Wal-Mart Targets Web Sales With Lockers, Mobile App Technology

Wal-Mart Stores Inc., the world’s largest retailer, is trying out new delivery methods and adding to its mobile technology to improve Web-based shopping and step up its challenge to Amazon.com Inc.

Wal-Mart is testing lockers that let customers order items online and pick them up in stores without interacting with a sales representative, the company said yesterday at an event in San Bruno, California. The program is in trials in fewer than 12 stores, the retailer said.

Wal-Mart has started shipping items from some U.S. stores directly to consumers, and plans to double the locations participating in that test to about 50, said Joel Anderson, chief executive officer of Walmart.com in the U.S. The retailer is experimenting with ways to use its more than 4,000 domestic locations nationwide to improve e-commerce sales after Amazon made a push to get closer to customers by adding 20 fulfillment centers across the country last year.

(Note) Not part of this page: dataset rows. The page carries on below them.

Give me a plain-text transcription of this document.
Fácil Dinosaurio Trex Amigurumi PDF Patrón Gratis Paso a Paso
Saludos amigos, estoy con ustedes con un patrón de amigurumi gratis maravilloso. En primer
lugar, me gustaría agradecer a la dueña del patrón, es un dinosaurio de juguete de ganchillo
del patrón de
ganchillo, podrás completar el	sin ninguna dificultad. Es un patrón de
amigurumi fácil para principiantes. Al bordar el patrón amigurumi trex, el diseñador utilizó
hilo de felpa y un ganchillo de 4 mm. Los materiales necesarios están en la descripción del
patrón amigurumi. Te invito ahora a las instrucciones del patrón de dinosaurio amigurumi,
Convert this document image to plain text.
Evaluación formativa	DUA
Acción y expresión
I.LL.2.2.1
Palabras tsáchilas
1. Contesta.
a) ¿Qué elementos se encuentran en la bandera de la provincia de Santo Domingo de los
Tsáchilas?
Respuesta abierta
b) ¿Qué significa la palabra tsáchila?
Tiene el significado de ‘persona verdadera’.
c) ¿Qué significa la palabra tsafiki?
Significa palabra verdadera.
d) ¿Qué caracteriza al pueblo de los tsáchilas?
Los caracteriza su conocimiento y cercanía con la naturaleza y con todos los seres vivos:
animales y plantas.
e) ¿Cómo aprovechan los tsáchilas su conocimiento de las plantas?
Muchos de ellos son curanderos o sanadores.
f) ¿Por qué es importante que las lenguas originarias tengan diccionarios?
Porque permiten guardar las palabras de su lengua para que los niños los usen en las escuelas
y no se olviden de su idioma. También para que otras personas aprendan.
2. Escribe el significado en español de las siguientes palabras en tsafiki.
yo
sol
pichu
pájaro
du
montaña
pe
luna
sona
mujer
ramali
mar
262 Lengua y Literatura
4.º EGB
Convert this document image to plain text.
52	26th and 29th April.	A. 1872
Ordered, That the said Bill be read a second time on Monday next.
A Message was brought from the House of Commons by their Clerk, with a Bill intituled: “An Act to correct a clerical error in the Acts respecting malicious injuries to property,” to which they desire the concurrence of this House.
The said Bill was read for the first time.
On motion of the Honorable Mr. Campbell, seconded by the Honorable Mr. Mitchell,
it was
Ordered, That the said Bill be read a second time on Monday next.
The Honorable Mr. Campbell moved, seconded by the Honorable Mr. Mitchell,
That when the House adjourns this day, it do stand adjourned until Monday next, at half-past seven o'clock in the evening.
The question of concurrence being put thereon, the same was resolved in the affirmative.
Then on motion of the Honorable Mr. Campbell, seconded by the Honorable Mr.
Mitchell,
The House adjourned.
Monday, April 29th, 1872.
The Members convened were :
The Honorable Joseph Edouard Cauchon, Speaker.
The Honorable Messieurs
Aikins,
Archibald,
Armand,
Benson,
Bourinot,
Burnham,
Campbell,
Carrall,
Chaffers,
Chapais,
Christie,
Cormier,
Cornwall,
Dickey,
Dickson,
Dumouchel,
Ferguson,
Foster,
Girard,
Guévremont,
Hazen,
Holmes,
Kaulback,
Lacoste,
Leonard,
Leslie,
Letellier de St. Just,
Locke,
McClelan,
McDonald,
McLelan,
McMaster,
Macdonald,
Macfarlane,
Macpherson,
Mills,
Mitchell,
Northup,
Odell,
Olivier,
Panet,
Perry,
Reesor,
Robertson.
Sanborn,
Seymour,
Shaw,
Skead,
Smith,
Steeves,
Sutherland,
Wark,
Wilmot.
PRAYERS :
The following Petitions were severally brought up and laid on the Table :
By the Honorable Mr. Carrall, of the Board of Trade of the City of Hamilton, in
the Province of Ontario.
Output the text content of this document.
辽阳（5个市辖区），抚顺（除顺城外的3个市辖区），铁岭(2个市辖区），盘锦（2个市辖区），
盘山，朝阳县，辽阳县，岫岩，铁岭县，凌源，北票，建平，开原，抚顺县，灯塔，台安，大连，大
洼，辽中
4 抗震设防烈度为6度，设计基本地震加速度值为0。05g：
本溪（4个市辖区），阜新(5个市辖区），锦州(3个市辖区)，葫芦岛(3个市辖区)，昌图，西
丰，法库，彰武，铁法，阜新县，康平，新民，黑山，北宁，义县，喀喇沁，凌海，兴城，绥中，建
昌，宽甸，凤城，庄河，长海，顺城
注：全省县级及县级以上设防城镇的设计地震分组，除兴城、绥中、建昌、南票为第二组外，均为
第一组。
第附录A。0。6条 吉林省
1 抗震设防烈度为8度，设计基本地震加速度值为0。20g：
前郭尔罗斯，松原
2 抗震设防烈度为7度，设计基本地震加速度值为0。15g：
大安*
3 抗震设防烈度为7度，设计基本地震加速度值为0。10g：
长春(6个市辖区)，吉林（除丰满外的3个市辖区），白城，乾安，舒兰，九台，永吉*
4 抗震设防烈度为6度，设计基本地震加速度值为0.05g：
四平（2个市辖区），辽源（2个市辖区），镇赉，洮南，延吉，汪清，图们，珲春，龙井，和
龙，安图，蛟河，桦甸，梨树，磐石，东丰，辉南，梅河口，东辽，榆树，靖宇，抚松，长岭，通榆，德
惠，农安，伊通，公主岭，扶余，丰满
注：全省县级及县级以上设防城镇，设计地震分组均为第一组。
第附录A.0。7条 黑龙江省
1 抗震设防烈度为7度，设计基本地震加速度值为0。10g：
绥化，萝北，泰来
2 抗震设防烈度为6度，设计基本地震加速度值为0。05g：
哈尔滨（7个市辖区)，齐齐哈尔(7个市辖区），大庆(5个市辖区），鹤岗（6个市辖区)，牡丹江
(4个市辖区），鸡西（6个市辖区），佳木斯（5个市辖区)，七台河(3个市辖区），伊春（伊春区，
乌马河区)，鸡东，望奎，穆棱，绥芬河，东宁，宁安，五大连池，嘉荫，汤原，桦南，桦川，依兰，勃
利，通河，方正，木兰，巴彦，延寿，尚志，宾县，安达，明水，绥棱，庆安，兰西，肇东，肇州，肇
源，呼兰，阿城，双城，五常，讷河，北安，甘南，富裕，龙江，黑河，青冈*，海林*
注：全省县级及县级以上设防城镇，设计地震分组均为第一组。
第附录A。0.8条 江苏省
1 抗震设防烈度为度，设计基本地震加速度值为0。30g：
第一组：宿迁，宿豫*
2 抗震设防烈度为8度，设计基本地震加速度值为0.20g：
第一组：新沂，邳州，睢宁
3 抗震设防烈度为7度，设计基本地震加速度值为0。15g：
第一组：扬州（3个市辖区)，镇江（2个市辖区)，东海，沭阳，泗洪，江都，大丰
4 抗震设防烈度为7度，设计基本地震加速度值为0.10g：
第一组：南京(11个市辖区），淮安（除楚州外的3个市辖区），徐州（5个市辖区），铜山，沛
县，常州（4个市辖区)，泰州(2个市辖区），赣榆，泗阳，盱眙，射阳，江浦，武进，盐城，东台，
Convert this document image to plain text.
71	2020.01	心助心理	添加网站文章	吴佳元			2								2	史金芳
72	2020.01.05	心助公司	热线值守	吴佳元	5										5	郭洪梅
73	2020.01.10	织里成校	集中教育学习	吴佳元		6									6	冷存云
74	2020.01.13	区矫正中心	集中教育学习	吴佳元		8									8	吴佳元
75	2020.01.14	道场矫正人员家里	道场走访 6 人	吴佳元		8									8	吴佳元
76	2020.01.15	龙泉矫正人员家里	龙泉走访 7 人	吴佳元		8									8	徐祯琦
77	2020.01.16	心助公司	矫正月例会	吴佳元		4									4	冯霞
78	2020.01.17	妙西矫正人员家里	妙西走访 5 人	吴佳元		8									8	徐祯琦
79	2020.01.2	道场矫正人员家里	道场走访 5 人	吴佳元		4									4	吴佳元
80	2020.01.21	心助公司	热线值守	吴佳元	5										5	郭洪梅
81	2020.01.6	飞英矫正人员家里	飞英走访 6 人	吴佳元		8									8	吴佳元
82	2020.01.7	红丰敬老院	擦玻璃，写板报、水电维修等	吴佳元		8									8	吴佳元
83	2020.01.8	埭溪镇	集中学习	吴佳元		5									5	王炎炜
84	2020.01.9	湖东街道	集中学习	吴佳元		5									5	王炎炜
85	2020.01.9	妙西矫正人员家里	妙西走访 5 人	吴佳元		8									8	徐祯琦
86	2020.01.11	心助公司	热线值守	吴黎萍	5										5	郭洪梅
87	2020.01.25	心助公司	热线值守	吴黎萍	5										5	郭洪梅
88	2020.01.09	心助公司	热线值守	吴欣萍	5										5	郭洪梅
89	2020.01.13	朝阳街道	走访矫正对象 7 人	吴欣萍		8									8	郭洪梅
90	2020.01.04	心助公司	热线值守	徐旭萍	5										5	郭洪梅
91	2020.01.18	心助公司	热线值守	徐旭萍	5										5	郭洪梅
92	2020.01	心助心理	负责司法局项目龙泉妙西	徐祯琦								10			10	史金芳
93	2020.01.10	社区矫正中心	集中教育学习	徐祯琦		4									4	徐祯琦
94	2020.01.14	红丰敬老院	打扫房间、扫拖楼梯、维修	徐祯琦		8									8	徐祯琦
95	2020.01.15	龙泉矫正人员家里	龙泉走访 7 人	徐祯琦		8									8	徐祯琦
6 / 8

Shoppers “are one click away from someone else,” Anderson said at the event. Stores need to find a way to add value beyond sales associates, because before consumers even walk into stores they have often done more research about specific products than employees have, he said.

Lockers complement the company’s website-to-store program, which lets people order online and pick up items from a sales representative at any Wal-Mart location in the U.S.

Mobile App

To compete with applications for smartphones and tablets from Amazon and EBay Inc., Wal-Mart is also building up its presence in mobile, which accounts for about a third of traffic to the company’s website, according to Gibu Thomas, senior vice president of mobile and digital in the company’s global e-commerce division.

Functions being tested would let customers scan and track what they’re buying as they walk through a store, browse coupons, and transfer the list of items scanned from a mobile phone to a self-checkout machine with just a few clicks -- without removing anything from the physical cart.

The Bentonville, Arkansas-based company already offers self-checkout in about 1,800 stores and plans to increase that number to 3,000 locations after purchasing about 10,000 machines this year, according to Shannon Letts, vice president for U.S. innovations.

Wal-Mart forecasts $9 billion in e-commerce sales in 2013, the company said. Amazon, the largest online retailer, logged $61.1 billion in revenue last year.